# New beginning for Anna



## plenty pets 20 (Jul 8, 2006)

Little Anna is a lucky one. She is just 1 1/2 years old and ended up in a shelter.
Judy was contacted by the shelter to let her know that Anna had just hours left before being PTS. Hard to believe , but no one wanted to adopt this young very sweet , house broke girl. So Judy's husband Richard made a mad dash to get her and got there with just an hour to spare. 
She is a very special girl Judy says, very loving.
All saves are good but this one was extra special.
Meet Anna , before and after pics.


----------



## wkomorow (Aug 26, 2011)

Wow, what a beautiful girl.


----------



## Snowbody (Jan 3, 2009)

:smcry::tender::wub2: Quite the before and after. I shudder to think how she was allowed to get in that condition. She's beautiful now. Please thank Judy and her DH for saving this girl at the 11th hour. I hope she finds a family who loves her forever as they should.


----------



## michellerobison (Dec 17, 2009)

My heart breaks knowing such a young sweet girl was that close to death!
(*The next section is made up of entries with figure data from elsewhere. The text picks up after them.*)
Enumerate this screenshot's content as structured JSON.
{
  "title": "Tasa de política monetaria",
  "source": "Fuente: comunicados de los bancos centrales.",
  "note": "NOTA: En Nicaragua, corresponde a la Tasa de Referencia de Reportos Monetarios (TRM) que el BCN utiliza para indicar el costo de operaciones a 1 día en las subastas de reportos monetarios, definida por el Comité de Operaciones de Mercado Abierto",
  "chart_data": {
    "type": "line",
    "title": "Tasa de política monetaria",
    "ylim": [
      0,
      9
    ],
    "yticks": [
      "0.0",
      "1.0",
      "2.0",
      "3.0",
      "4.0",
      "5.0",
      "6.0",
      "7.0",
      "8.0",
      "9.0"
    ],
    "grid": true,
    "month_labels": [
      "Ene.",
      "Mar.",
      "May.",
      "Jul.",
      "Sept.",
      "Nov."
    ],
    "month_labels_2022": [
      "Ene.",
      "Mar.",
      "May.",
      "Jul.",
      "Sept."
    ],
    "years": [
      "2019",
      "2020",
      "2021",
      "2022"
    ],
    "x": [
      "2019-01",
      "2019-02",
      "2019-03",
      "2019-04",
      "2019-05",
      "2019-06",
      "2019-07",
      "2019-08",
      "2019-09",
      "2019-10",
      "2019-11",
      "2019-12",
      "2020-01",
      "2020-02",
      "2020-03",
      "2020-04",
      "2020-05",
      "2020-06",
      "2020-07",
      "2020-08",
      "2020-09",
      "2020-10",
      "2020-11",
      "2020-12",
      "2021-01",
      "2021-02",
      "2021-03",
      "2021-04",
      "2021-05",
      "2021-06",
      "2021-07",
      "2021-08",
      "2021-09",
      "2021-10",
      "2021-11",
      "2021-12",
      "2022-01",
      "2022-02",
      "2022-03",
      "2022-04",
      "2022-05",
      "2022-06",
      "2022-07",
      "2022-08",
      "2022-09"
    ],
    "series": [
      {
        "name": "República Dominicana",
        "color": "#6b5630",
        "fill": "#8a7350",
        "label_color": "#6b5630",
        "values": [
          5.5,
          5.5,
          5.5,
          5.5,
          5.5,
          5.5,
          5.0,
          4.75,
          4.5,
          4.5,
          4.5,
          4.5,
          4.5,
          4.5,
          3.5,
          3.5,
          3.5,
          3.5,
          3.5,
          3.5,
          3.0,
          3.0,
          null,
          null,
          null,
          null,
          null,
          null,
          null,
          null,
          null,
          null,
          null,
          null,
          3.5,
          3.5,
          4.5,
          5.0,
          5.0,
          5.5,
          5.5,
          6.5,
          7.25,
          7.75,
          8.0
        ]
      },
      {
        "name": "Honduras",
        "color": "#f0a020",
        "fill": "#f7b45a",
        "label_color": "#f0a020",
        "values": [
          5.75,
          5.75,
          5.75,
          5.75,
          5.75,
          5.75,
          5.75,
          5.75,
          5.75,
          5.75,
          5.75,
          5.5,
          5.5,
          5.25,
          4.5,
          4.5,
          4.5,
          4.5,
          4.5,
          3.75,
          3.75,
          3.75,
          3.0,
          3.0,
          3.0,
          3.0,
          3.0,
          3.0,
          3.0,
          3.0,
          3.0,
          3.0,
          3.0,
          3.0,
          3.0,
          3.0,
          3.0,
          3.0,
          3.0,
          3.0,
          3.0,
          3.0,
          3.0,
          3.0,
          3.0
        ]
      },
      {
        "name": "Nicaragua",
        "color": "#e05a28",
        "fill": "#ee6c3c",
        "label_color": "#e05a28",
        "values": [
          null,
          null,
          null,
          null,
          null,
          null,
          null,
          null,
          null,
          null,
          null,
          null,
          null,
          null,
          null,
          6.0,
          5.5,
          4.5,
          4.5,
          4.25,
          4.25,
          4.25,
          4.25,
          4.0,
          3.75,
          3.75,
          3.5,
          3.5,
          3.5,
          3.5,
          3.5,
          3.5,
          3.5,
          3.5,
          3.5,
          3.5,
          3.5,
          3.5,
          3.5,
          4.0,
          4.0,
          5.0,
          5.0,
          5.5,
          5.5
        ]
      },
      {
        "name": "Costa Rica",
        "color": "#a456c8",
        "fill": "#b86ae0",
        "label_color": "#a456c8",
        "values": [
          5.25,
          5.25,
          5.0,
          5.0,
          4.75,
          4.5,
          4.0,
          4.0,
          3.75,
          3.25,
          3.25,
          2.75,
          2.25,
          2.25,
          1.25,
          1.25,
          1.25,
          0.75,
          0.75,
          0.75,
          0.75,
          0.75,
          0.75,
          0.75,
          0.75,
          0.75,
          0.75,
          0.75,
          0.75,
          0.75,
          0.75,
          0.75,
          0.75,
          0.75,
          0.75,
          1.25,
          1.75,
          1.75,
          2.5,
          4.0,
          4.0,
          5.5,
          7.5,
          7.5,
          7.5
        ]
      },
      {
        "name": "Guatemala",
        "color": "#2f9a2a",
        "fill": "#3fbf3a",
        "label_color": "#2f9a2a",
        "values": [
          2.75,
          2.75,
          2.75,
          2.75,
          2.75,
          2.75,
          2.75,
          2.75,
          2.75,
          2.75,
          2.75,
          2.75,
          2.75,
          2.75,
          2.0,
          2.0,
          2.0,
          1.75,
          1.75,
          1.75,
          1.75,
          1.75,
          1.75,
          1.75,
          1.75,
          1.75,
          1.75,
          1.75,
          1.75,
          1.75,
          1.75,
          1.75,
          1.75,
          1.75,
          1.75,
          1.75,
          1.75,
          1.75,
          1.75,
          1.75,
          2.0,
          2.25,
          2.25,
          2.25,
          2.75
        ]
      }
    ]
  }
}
OMG!

My heart is doing the happy dance knowing she's safe!!!!


----------



## littlefluffbabies (Apr 17, 2013)

What a beautiful little girl, and so stylish in her new coat. I'm so glad she has a second chance. I'm sure that she will be a wonderful addition to some lucky persons family for many years to come.

Sent from Petguide.com Free App


----------



## Yogi's Mom (Jan 6, 2013)

*Wow This is Fantastic******
*God Bless You. Beautiful Little One.*
*Just So Happy to see this. Its Great to see something postitive.*
*Nickee**


----------



## sophie (Jul 9, 2006)

Thank you, thank you for saving this baby! That is quite the before and after - she is gorgeous. I don't understand how anyone could have bypassed her, but it was more than likely for the best - scary that it was so close, though! We know now that she will find her PERFECT and APPROVED home!!!! She surely deserves it!

Linda


----------



## Tanner's Mom (May 27, 2005)

I'm so glad Judy & Richard were there for her. Now she has a chance for a wonderful new life.


----------



## The A Team (Dec 1, 2005)

Poor girl went from death row to down right glamorus....now the icing on the cake will be for the "Perfect family" to come scoop her up off her paws....:wub:


----------



## Maglily (Feb 3, 2009)

what a sweet, pretty girl ! it's so heartbreaking to think of the other outcome.... but YAY for Judy and Richard rescueing her!


----------



## cyndrae (Aug 30, 2009)

She must feel so much better with all the matts gone.
What a cutie -- praying she finds a great home.


----------



## Cyndilou (Jan 24, 2013)

She is gorgeous


----------